From the first images, read in this way, I initially anticipated this movie to be a sideways but virulent critique of the French school system (which, with its overcrowding and antiquated methods, has much to criticize). Yet, no, this movie is a loving and, yes, lovable ode to Maître Lopez and his countryside unified classroom, his 30 year-old methods and the simple way in which his students plan to live their lives. (As teachers and veterinarians, they say, but more likely as farmers, like their parents and their parents before them.) Don't get me wrong, there's a lot to like about M. Lopez.
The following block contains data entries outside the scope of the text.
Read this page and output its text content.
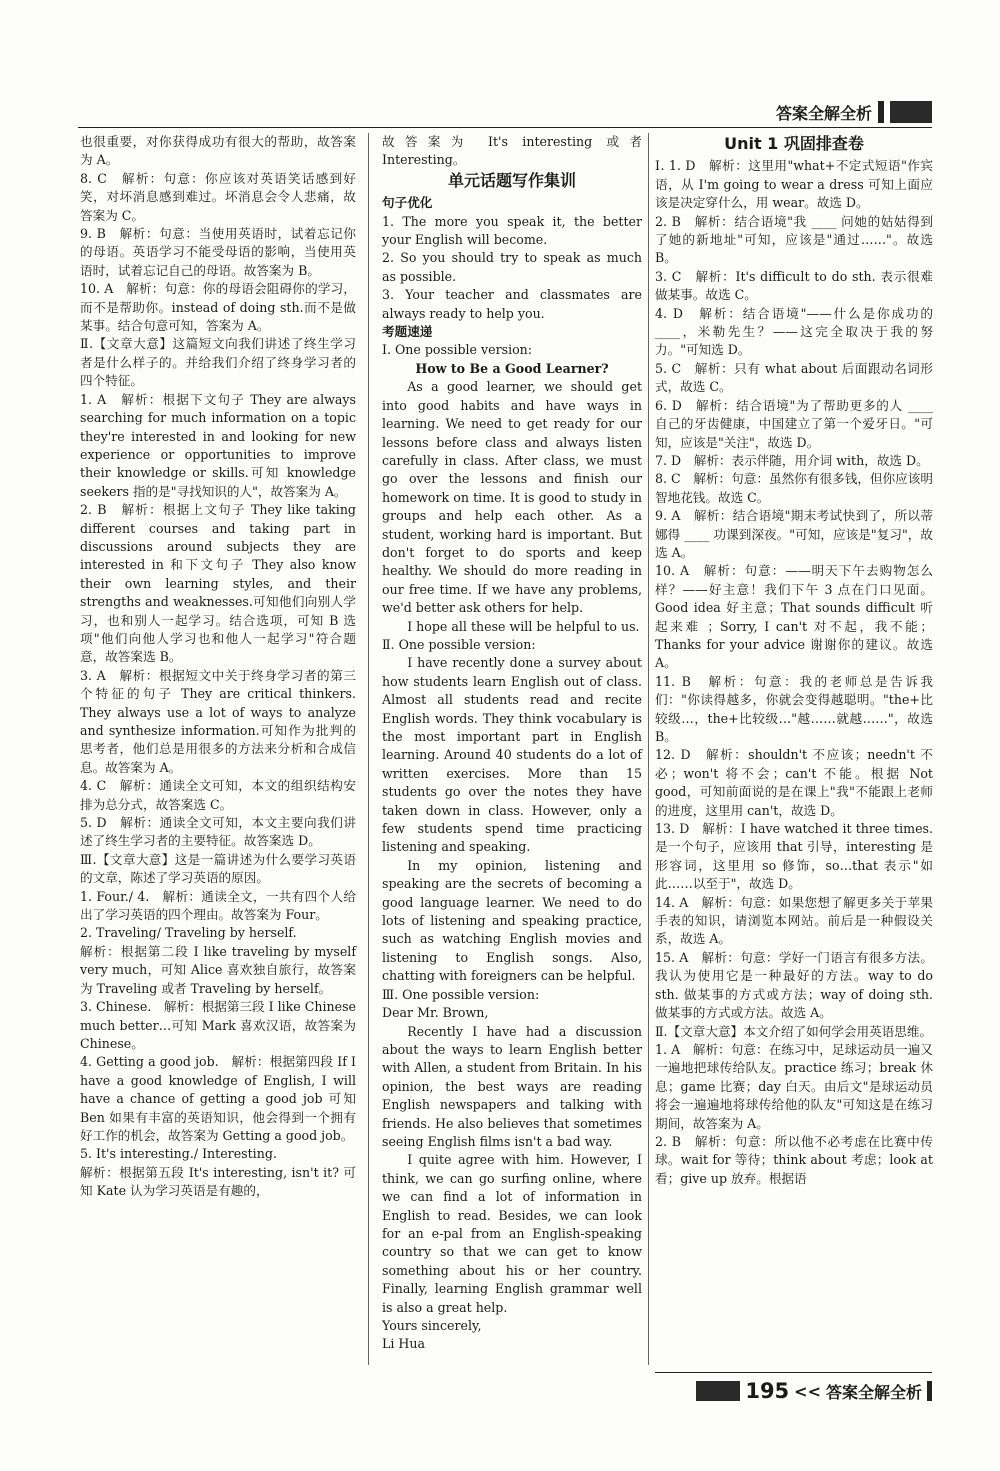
答案全解全析

也很重要，对你获得成功有很大的帮助，故答案为 A。

8. C　解析：句意：你应该对英语笑话感到好笑，对坏消息感到难过。坏消息会令人悲痛，故答案为 C。

9. B　解析：句意：当使用英语时，试着忘记你的母语。英语学习不能受母语的影响，当使用英语时，试着忘记自己的母语。故答案为 B。

10. A　解析：句意：你的母语会阻碍你的学习，而不是帮助你。instead of doing sth.而不是做某事。结合句意可知，答案为 A。

Ⅱ.【文章大意】这篇短文向我们讲述了终生学习者是什么样子的。并给我们介绍了终身学习者的四个特征。

1. A　解析：根据下文句子 They are always searching for much information on a topic they're interested in and looking for new experience or opportunities to improve their knowledge or skills.可知 knowledge seekers 指的是"寻找知识的人"，故答案为 A。

2. B　解析：根据上文句子 They like taking different courses and taking part in discussions around subjects they are interested in 和下文句子 They also know their own learning styles, and their strengths and weaknesses.可知他们向别人学习，也和别人一起学习。结合选项，可知 B 选项"他们向他人学习也和他人一起学习"符合题意，故答案选 B。

3. A　解析：根据短文中关于终身学习者的第三个特征的句子 They are critical thinkers. They always use a lot of ways to analyze and synthesize information.可知作为批判的思考者，他们总是用很多的方法来分析和合成信息。故答案为 A。

4. C　解析：通读全文可知，本文的组织结构安排为总分式，故答案选 C。

5. D　解析：通读全文可知，本文主要向我们讲述了终生学习者的主要特征。故答案选 D。

Ⅲ.【文章大意】这是一篇讲述为什么要学习英语的文章，陈述了学习英语的原因。

1. Four./ 4.　解析：通读全文，一共有四个人给出了学习英语的四个理由。故答案为 Four。

2. Traveling/ Traveling by herself.

解析：根据第二段 I like traveling by myself very much，可知 Alice 喜欢独自旅行，故答案为 Traveling 或者 Traveling by herself。

3. Chinese.　解析：根据第三段 I like Chinese much better…可知 Mark 喜欢汉语，故答案为 Chinese。

4. Getting a good job.　解析：根据第四段 If I have a good knowledge of English, I will have a chance of getting a good job 可知 Ben 如果有丰富的英语知识，他会得到一个拥有好工作的机会，故答案为 Getting a good job。

5. It's interesting./ Interesting.

解析：根据第五段 It's interesting, isn't it? 可知 Kate 认为学习英语是有趣的，

故答案为 It's interesting 或者 Interesting。

单元话题写作集训
句子优化

1. The more you speak it, the better your English will become.

2. So you should try to speak as much as possible.

3. Your teacher and classmates are always ready to help you.

考题速递

Ⅰ. One possible version:

How to Be a Good Learner?

As a good learner, we should get into good habits and have ways in learning. We need to get ready for our lessons before class and always listen carefully in class. After class, we must go over the lessons and finish our homework on time. It is good to study in groups and help each other. As a student, working hard is important. But don't forget to do sports and keep healthy. We should do more reading in our free time. If we have any problems, we'd better ask others for help.

I hope all these will be helpful to us.

Ⅱ. One possible version:

I have recently done a survey about how students learn English out of class. Almost all students read and recite English words. They think vocabulary is the most important part in English learning. Around 40 students do a lot of written exercises. More than 15 students go over the notes they have taken down in class. However, only a few students spend time practicing listening and speaking.

In my opinion, listening and speaking are the secrets of becoming a good language learner. We need to do lots of listening and speaking practice, such as watching English movies and listening to English songs. Also, chatting with foreigners can be helpful.

Ⅲ. One possible version:

Dear Mr. Brown,

Recently I have had a discussion about the ways to learn English better with Allen, a student from Britain. In his opinion, the best ways are reading English newspapers and talking with friends. He also believes that sometimes seeing English films isn't a bad way.

I quite agree with him. However, I think, we can go surfing online, where we can find a lot of information in English to read. Besides, we can look for an e-pal from an English-speaking country so that we can get to know something about his or her country. Finally, learning English grammar well is also a great help.

Yours sincerely,

Li Hua

Unit 1 巩固排查卷

Ⅰ. 1. D　解析：这里用"what+不定式短语"作宾语，从 I'm going to wear a dress 可知上面应该是决定穿什么，用 wear。故选 D。

2. B　解析：结合语境"我 ____ 问她的姑姑得到了她的新地址"可知，应该是"通过……"。故选 B。

3. C　解析：It's difficult to do sth. 表示很难做某事。故选 C。

4. D　解析：结合语境"——什么是你成功的 ____，米勒先生？——这完全取决于我的努力。"可知选 D。

5. C　解析：只有 what about 后面跟动名词形式，故选 C。

6. D　解析：结合语境"为了帮助更多的人 ____ 自己的牙齿健康，中国建立了第一个爱牙日。"可知，应该是"关注"，故选 D。

7. D　解析：表示伴随，用介词 with，故选 D。

8. C　解析：句意：虽然你有很多钱，但你应该明智地花钱。故选 C。

9. A　解析：结合语境"期末考试快到了，所以蒂娜得 ____ 功课到深夜。"可知，应该是"复习"，故选 A。

10. A　解析：句意：——明天下午去购物怎么样？——好主意！我们下午 3 点在门口见面。Good idea 好主意；That sounds difficult 听起来难 ；Sorry, I can't 对不起，我不能；Thanks for your advice 谢谢你的建议。故选 A。

11. B　解析：句意：我的老师总是告诉我们："你读得越多，你就会变得越聪明。"the+比较级…，the+比较级…"越……就越……"，故选 B。

12. D　解析：shouldn't 不应该；needn't 不必；won't 将不会；can't 不能。根据 Not good，可知前面说的是在课上"我"不能跟上老师的进度，这里用 can't，故选 D。

13. D　解析：I have watched it three times.是一个句子，应该用 that 引导，interesting 是形容词，这里用 so 修饰，so…that 表示"如此……以至于"，故选 D。

14. A　解析：句意：如果您想了解更多关于苹果手表的知识，请浏览本网站。前后是一种假设关系，故选 A。

15. A　解析：句意：学好一门语言有很多方法。我认为使用它是一种最好的方法。way to do sth. 做某事的方式或方法；way of doing sth. 做某事的方式或方法。故选 A。

Ⅱ.【文章大意】本文介绍了如何学会用英语思维。

1. A　解析：句意：在练习中，足球运动员一遍又一遍地把球传给队友。practice 练习；break 休息；game 比赛；day 白天。由后文"是球运动员将会一遍遍地将球传给他的队友"可知这是在练习期间，故答案为 A。

2. B　解析：句意：所以他不必考虑在比赛中传球。wait for 等待；think about 考虑；look at 看；give up 放弃。根据语

195 << 答案全解全析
As a professor, I see a lot of myself there: the various ways of teaching, the touchy interpersonal conflicts that arise and require meditation, the wisdom to know when to put your foot down and when to let things slide. The nobility of the teaching profession and the magical, yes, magical frisson that occurs when your students suddenly (or not so suddenly) succeed. The joy of teaching and the bittersweet goodbyes at the end of the school year.
And yet, there is a hidden conservative agenda to this documentary that grates despite everything that it has going for it: charm, lyricism, nobility... a saccharine patina over a portrait that more to do with the ideals of the French State than the actual state of affairs in most of France in 2002. Mind you, 2002 - only three years before the 2005 riots that ripped through the Paris suburbs and various other major cities. Riots that were perpetuated by immigrants and second-generation immigrants very much unlike Lopez (whose father came to France from Andalusian Spain), people whom the French school system and social network had failed. Young people trapped in rampant unemployment, in overcrowded, run-down, underpaid, understaffed and under-funded schools. It may be most instructive to watch Etre et avoir alongside L'Esquive (Kechiche, 2003) or even Hate (Kassovitz, 1995). Though these may be purely fictional films, they have more to say about the real state of affairs for much of the French population is recent times, certainly more than Etre et avoir.
For escapist documentary, Etre et avoir receives full marks; for creating a role model of Lopez, vignt sur vignt; for a degree of artistry that I love to see in films of any kind, especially documentaries, bravo. But for creating such a frothy, magical and abstract portrait of a national education system in crisis; for embracing and praising a manner of education and population that is so homogeneous, so conservative and therefore so much what is ripping France apart from the inside today, this movie deserves a ripping counterpoint.